Create unmanaged .dll library with whatever instructions you want and use P/Invoke to call it.

Igor Korkhov
+2  A: 

It is not an option. You'll have to P/Invoke a function in DLL that was generated by MASM or written in unmanaged C/C++, using inline assembly or intrinsics. Or use the C++/CLI compiler and generate mixed mode code with #pragma managed.

Beware that you now can no longer depend on the JIT compiler generating whatever platform code is suitable for the operating system. Use Project + Properties, Build tab, Platform Target to force the architecture to match your unmanaged code.

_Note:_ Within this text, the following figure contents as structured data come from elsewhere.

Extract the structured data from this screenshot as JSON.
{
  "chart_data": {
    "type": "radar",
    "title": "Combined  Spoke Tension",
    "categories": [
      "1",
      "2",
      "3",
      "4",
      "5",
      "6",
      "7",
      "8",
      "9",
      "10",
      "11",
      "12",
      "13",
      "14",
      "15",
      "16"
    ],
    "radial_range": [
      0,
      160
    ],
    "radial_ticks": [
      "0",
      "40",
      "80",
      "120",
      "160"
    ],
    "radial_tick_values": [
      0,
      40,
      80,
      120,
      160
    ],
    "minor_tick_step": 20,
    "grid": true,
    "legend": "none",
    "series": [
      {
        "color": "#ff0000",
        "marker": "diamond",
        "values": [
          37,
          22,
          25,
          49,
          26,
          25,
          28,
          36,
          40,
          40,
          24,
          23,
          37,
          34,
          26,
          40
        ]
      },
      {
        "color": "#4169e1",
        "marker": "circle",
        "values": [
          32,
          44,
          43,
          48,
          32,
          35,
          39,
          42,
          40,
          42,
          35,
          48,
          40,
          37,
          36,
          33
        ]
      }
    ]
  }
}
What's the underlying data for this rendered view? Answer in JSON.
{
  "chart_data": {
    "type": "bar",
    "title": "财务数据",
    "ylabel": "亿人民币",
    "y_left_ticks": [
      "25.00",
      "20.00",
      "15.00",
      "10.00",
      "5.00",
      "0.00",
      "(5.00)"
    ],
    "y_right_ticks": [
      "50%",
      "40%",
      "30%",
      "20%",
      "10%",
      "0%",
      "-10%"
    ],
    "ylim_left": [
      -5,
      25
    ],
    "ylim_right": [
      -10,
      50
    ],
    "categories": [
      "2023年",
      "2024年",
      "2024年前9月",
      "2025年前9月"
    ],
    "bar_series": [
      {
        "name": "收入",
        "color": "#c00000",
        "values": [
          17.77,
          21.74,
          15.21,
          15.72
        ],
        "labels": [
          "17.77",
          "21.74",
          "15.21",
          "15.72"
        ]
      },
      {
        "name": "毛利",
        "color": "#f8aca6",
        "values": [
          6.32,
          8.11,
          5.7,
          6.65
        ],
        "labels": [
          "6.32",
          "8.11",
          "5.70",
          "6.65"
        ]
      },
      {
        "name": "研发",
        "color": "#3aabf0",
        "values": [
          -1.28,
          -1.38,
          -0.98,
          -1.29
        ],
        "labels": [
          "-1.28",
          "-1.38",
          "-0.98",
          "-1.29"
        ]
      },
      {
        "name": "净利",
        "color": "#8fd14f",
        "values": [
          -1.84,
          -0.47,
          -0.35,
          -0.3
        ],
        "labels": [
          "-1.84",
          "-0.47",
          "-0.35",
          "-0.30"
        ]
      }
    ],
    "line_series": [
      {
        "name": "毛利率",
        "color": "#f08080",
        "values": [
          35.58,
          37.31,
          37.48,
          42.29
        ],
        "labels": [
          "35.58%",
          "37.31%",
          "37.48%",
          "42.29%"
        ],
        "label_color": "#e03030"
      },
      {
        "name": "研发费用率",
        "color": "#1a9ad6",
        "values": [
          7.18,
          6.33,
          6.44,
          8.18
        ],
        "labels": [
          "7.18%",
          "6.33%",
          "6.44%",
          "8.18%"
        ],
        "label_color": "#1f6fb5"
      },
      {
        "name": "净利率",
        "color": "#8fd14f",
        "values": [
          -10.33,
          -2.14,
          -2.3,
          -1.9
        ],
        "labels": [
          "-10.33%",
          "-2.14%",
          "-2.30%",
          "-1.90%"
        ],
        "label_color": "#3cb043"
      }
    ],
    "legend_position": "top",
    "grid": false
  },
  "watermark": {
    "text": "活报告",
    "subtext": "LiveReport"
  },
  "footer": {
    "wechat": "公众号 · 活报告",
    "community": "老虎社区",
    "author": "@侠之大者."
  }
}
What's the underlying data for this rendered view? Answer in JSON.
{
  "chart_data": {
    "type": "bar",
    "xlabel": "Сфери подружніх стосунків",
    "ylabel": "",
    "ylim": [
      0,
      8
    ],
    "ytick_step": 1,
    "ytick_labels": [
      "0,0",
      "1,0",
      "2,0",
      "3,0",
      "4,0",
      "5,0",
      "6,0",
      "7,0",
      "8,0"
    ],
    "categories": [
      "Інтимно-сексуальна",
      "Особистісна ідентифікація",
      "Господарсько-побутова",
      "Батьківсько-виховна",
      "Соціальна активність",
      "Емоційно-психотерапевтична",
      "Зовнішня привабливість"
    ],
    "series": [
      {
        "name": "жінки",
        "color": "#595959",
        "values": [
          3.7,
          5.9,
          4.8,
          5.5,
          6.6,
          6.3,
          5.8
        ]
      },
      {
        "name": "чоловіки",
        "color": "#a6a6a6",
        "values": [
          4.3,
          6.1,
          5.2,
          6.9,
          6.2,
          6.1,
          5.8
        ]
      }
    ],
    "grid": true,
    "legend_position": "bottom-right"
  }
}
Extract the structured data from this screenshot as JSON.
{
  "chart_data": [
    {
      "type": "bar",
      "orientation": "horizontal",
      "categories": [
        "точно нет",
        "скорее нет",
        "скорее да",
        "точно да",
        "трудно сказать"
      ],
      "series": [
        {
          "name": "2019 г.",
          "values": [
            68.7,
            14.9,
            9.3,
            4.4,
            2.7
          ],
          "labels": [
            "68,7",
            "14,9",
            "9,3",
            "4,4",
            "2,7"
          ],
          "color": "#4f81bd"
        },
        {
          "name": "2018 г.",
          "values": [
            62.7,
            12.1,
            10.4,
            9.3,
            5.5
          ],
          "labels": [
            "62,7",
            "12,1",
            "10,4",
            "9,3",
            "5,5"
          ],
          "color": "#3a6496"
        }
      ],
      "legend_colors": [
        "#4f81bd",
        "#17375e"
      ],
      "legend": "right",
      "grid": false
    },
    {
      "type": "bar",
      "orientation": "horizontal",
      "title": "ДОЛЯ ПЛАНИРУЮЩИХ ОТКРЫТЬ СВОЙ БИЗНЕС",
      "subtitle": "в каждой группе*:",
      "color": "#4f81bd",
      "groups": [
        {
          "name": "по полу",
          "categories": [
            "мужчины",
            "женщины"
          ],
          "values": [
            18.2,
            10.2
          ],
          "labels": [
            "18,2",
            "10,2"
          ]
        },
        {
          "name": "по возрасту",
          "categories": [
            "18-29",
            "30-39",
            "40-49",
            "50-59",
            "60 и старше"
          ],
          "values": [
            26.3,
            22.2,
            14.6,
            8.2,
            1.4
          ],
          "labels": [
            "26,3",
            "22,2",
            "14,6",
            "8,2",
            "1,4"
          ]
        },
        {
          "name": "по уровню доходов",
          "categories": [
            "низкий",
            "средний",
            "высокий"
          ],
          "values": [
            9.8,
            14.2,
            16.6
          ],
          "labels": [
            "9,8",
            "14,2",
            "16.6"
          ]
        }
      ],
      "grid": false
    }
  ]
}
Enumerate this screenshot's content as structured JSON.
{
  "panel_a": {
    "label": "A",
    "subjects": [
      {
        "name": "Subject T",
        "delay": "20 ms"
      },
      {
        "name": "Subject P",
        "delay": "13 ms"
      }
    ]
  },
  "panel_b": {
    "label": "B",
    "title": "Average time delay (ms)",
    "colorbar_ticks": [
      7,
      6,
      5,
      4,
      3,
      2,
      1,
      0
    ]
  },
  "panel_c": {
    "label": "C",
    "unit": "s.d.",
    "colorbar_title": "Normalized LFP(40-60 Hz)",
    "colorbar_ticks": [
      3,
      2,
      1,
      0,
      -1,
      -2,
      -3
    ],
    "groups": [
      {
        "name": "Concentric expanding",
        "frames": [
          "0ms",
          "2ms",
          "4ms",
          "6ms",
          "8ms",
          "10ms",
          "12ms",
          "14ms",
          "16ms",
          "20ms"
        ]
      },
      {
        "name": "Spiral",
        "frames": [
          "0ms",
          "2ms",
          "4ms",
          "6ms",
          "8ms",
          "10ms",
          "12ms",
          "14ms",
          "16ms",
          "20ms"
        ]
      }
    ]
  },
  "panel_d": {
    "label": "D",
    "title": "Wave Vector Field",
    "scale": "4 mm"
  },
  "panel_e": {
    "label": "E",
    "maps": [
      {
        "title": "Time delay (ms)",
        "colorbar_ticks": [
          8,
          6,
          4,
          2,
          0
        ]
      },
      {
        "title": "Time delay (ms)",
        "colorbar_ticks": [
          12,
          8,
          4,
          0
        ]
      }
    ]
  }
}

Look at CUDA for managed GPU code.

Hans Passant
+7  A: 

There are a few GPU options for C#, for direct access without reverting to P/Invoke or writing your own C++ wrappers:

  • Brahma is quite interesting. It provides access to the GPU directly via a customized LINQ provider. The code includes some samples of highly computational methods run on the GPU, all written in C# via LINQ.
  • SlimDX provides a nice .NET wrapper to all of the major DirectX functionality. With custom shaders, you can do computation on the GPU via DirectX. It also includes DX11 support, so you can use the compute shaders directly (if you have the hardware for it).
  • You can access CUDA via CUDA.NET.
  • You can use OpenCL via OpenCL.NET.

As for CPU instructions, this typically would require dropping to lower level native code with assembler instruction. Probably the most interesting completely managed (at least partially related) option would be to use Mono.Simd, which provides direct access to the SIMD instructions in the CPU from managed code when running on the Mono stack.